If you've eaten at a Sichuan restaurant, chances are you've had some version of mapo tofu. Whether or not you enjoyed it depends on your spice tolerance and, of course, the quality of the restaurant in question. In my mind, the champions of mapo tofu are the cooks at Masterpiece in Duluth, where you can find yourself eating countless spoonfuls of the stuff far after the sane part of your brain shouts, "Stop! Too much spice!" It is the Sichuan equivalent of eating the spicy oil-soaked bread underneath Nashville hot chicken.
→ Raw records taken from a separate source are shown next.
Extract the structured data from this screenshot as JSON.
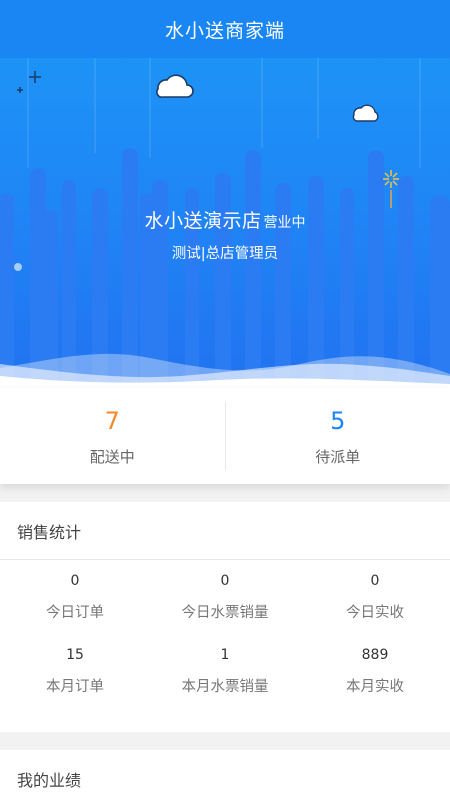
{
  "header": {
    "title": "水小送商家端"
  },
  "store": {
    "name": "水小送演示店",
    "status": "营业中",
    "role": "测试|总店管理员"
  },
  "summary": [
    {
      "value": "7",
      "label": "配送中",
      "color": "#f08a2c"
    },
    {
      "value": "5",
      "label": "待派单",
      "color": "#1a86f3"
    }
  ],
  "sales": {
    "title": "销售统计",
    "items": [
      {
        "value": "0",
        "label": "今日订单"
      },
      {
        "value": "0",
        "label": "今日水票销量"
      },
      {
        "value": "0",
        "label": "今日实收"
      },
      {
        "value": "15",
        "label": "本月订单"
      },
      {
        "value": "1",
        "label": "本月水票销量"
      },
      {
        "value": "889",
        "label": "本月实收"
      }
    ]
  },
  "performance": {
    "title": "我的业绩"
  },
  "colors": {
    "brand": "#1a86f3",
    "accent_orange": "#f08a2c",
    "hero_bottom": "#2272f0"
  },
  "icons": [
    "cloud-icon",
    "sparkle-icon",
    "firework-icon"
  ]
}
If you haven’t had the pleasure of eating such a dish, mapo tofu consists of tofu stir-fried with a small amount of ground pork or beef, lots of chile oil, fermented black beans, some kind of onion, and Sichuan peppercorns. These peppercorns are key, as they counter the spice in the chile oil. Typically, the dish is made using custard-like silken tofu, a far cry from the crumbly firm and extra-firm blocks that make a more common appearance in American tofu dishes.
Like most stir-fries, mapo tofu is a quick-cooking dish, easily suitable for a 5:30 Challenge, except for its relatively long ingredient list. In addition to those aforementioned ingredients, it needs aromatics like ginger and garlic, plus soy sauce and vinegar to add salinity and brightness.
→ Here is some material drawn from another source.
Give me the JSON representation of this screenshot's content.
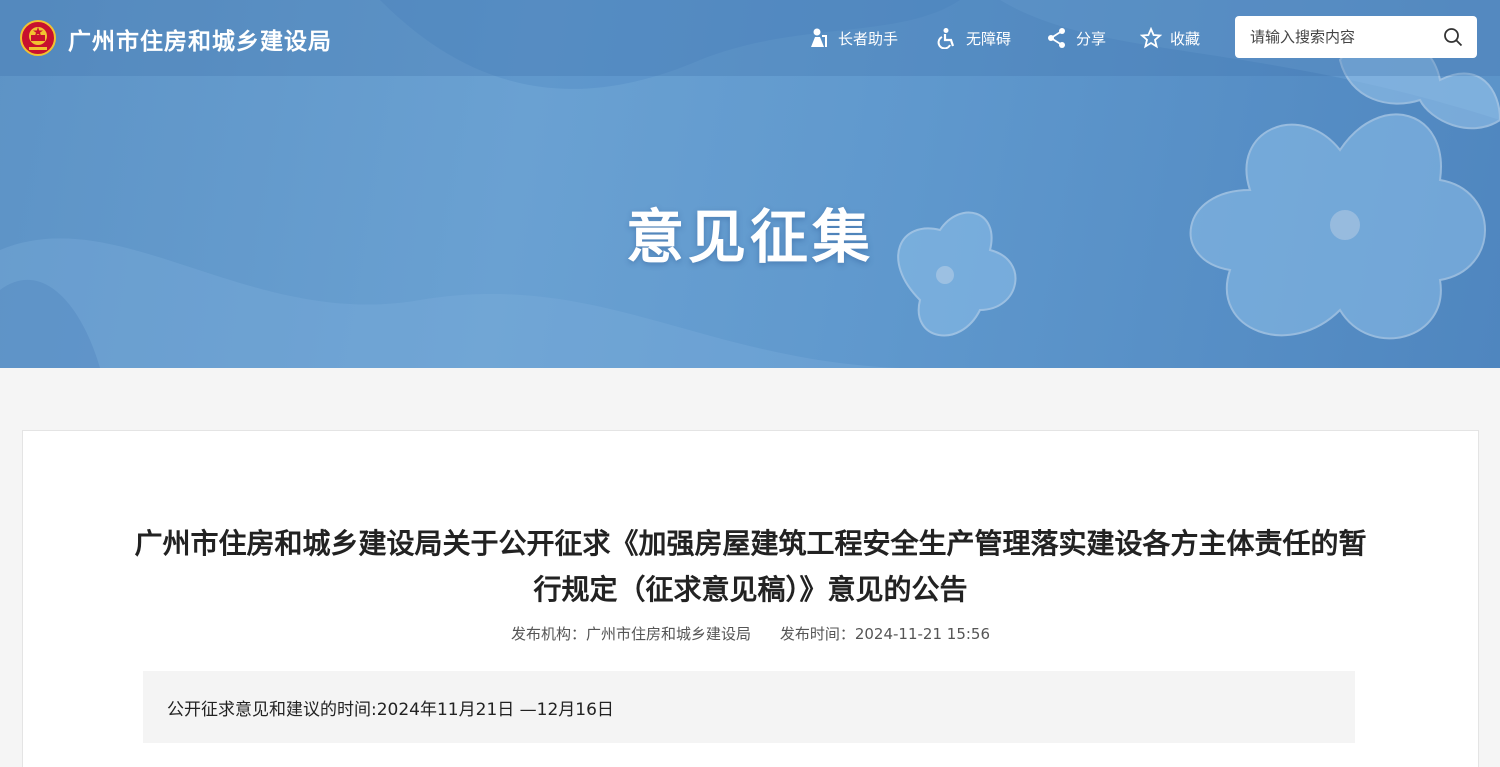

The workaround? Make the dish vegetarian and employ a Sichuan-style seasoning sauce, such as the Oriental Wok Sichuan Chili Spicy Ma La Sauce. This magical sauce — a paste, really — contains just about everything you need for a shortcut mapo tofu, short of the tofu of course, and a few building blocks for a sauce.
If lots of heat is what you crave, though, grab a bottle of prepared chile oil to drizzle over the top with abandon. Just make sure to pair it with plenty of rice.